A diretora do ótimo “As Virgens Suicidas” (1999) e do espetacular “Maria Antonieta” (2006), dentre outros filmes aclamados, agora se dedica a tecer uma biografia de Priscilla Ann Wagner, tornada Priscilla Ann Presley aos 22 anos após o casamento com o Rei do Rock. Ocorre que este filme, baseado no livro de memórias “Elvis e Eu”, lançado em 1985, parece estar constantemente confuso sobre quem é seu (ou sua) protagonista. Caso houvesse mantido o título do livro, não haveria dúvidas, e este seria um filme sobre a relação entre Elvis e Priscilla. Porém, ainda que leve o nome dela, o longa caminha como se fosse uma biografia conjunta do casal. Pior: diversas vezes a impressão é de que estamos assistindo a uma cinebiografia de Elvis Presley.

Sabemos qual o filme e ator preferido do astro ‒ “Sindicato de Ladrões” (1954) e Marlon Brando, respectivamente ‒, conhecemos seu sonho de se tornar ator e ascender em Hollywood e presenciamos alguns dos principais momentos de sua vida (o serviço militar na Alemanha, as estrelas com as quais se relacionou, o abuso crescente de drogas, o desencanto com a indústria cinematográfica, o especial de TV de 1968 que revigorou sua carreira musical, entre outros). Por outro lado, pouco ou quase nada sabemos sobre a titular do filme, Priscilla. Neste sentido, é curioso como o longa começa a partir do relacionamento (abusivo) dela com o cantor e termina com o divórcio dos dois. Penso como seria interessante se a decisão tomada fosse a oposta, ou seja, de iniciar o filme a partir do divórcio, mostrando como Priscilla havia saído da agruras da realeza para voltar a viver no mundo real. Este é, todavia, um filme de Sofia Coppola, que não tem a mínima obrigação de cumprir minhas expectativas. Mas a cineasta parece não cumprir as expectativas nem mesmo da própria proposta.

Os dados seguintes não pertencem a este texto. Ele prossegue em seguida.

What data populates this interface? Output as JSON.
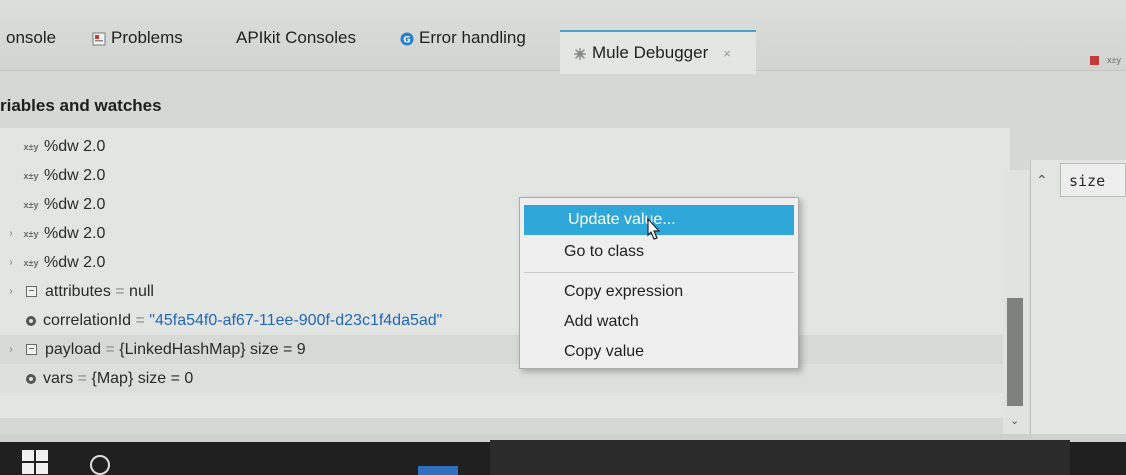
{
  "tabs": [
    {
      "label": "onsole",
      "icon": "none"
    },
    {
      "label": "Problems",
      "icon": "problems-icon"
    },
    {
      "label": "APIkit Consoles",
      "icon": "none"
    },
    {
      "label": "Error handling",
      "icon": "error-handling-icon"
    },
    {
      "label": "Mule Debugger",
      "icon": "mule-debugger-icon",
      "active": true,
      "close": "×"
    }
  ],
  "panel": {
    "title": "riables and watches"
  },
  "tree": {
    "xy_glyph": "x±y",
    "rows": [
      {
        "label": "%dw 2.0",
        "type": "expression",
        "expandable": false
      },
      {
        "label": "%dw 2.0",
        "type": "expression",
        "expandable": false
      },
      {
        "label": "%dw 2.0",
        "type": "expression",
        "expandable": false
      },
      {
        "label": "%dw 2.0",
        "type": "expression",
        "expandable": true
      },
      {
        "label": "%dw 2.0",
        "type": "expression",
        "expandable": true
      },
      {
        "label": "attributes",
        "eq": " = ",
        "value": "null",
        "type": "object",
        "expandable": true
      },
      {
        "label": "correlationId",
        "eq": " = ",
        "value": "\"45fa54f0-af67-11ee-900f-d23c1f4da5ad\"",
        "type": "field",
        "expandable": false,
        "value_color": "#2267b8"
      },
      {
        "label": "payload",
        "eq": " = ",
        "value": "{LinkedHashMap} size = 9",
        "type": "object",
        "expandable": true
      },
      {
        "label": "vars",
        "eq": " = ",
        "value": "{Map} size = 0",
        "type": "field",
        "expandable": false
      }
    ]
  },
  "detail_pane": {
    "header": "size"
  },
  "context_menu": {
    "items": [
      {
        "label": "Update value...",
        "highlighted": true
      },
      {
        "label": "Go to class"
      },
      {
        "label": "Copy expression"
      },
      {
        "label": "Add watch"
      },
      {
        "label": "Copy value"
      }
    ]
  },
  "colors": {
    "accent": "#2fa7d9",
    "value_link": "#2267b8",
    "active_tab_border": "#4aa3c8"
  }
}
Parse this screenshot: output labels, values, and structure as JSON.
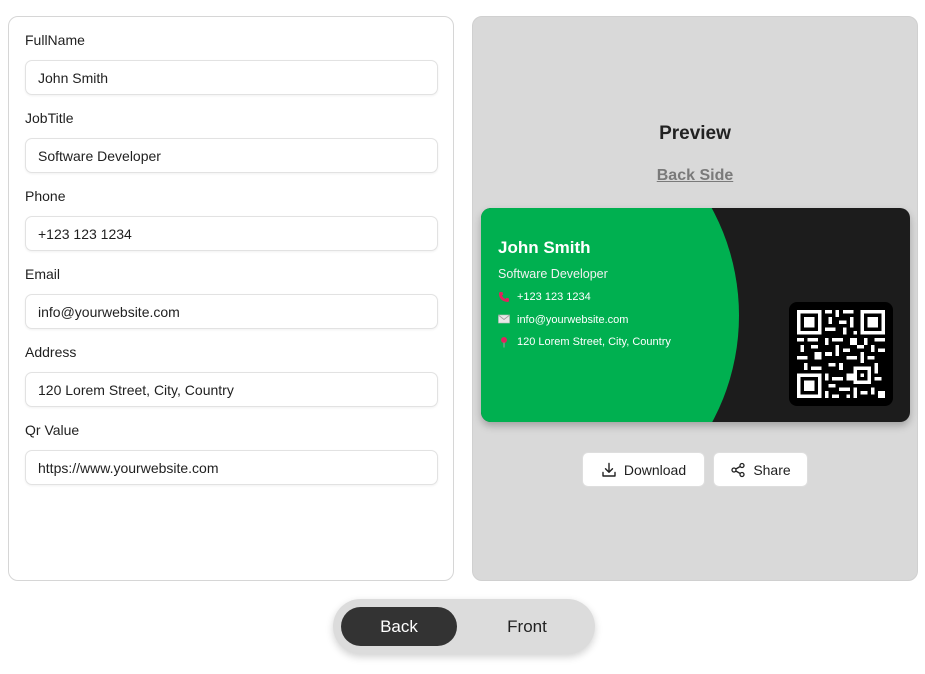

"Priscilla" (2023), de Sofia Coppola - Divulgação
“Priscilla” (2023), de Sofia Coppola – Divulgação

A Priscilla de Sofia Coppola é uma jovem sobre a qual nada descobrimos para além do fato de amar Elvis. Uma esposa que não faz outra coisa que não esperar, pacientemente, pelo retorno de Elvis. Em suma, uma mulher que não vemos em nenhum empreendimento senão o de agradar Elvis. Tal construção até poderia ser usada, e de fato é algo eficiente, para mostrar a compressão à qual Priscilla foi submetida ao longo de sua convivência com o artista (inclusive sendo incentivada a consumir as mesmas substâncias que ele). Porém, a representação da suposta protagonista aqui é em tudo apagada. Ela não tem objetivos, ideias e rompantes que estejam desvinculados de Elvis. A personagem parece existir apenas condicionada à existência e às vontades do Rei do Rock.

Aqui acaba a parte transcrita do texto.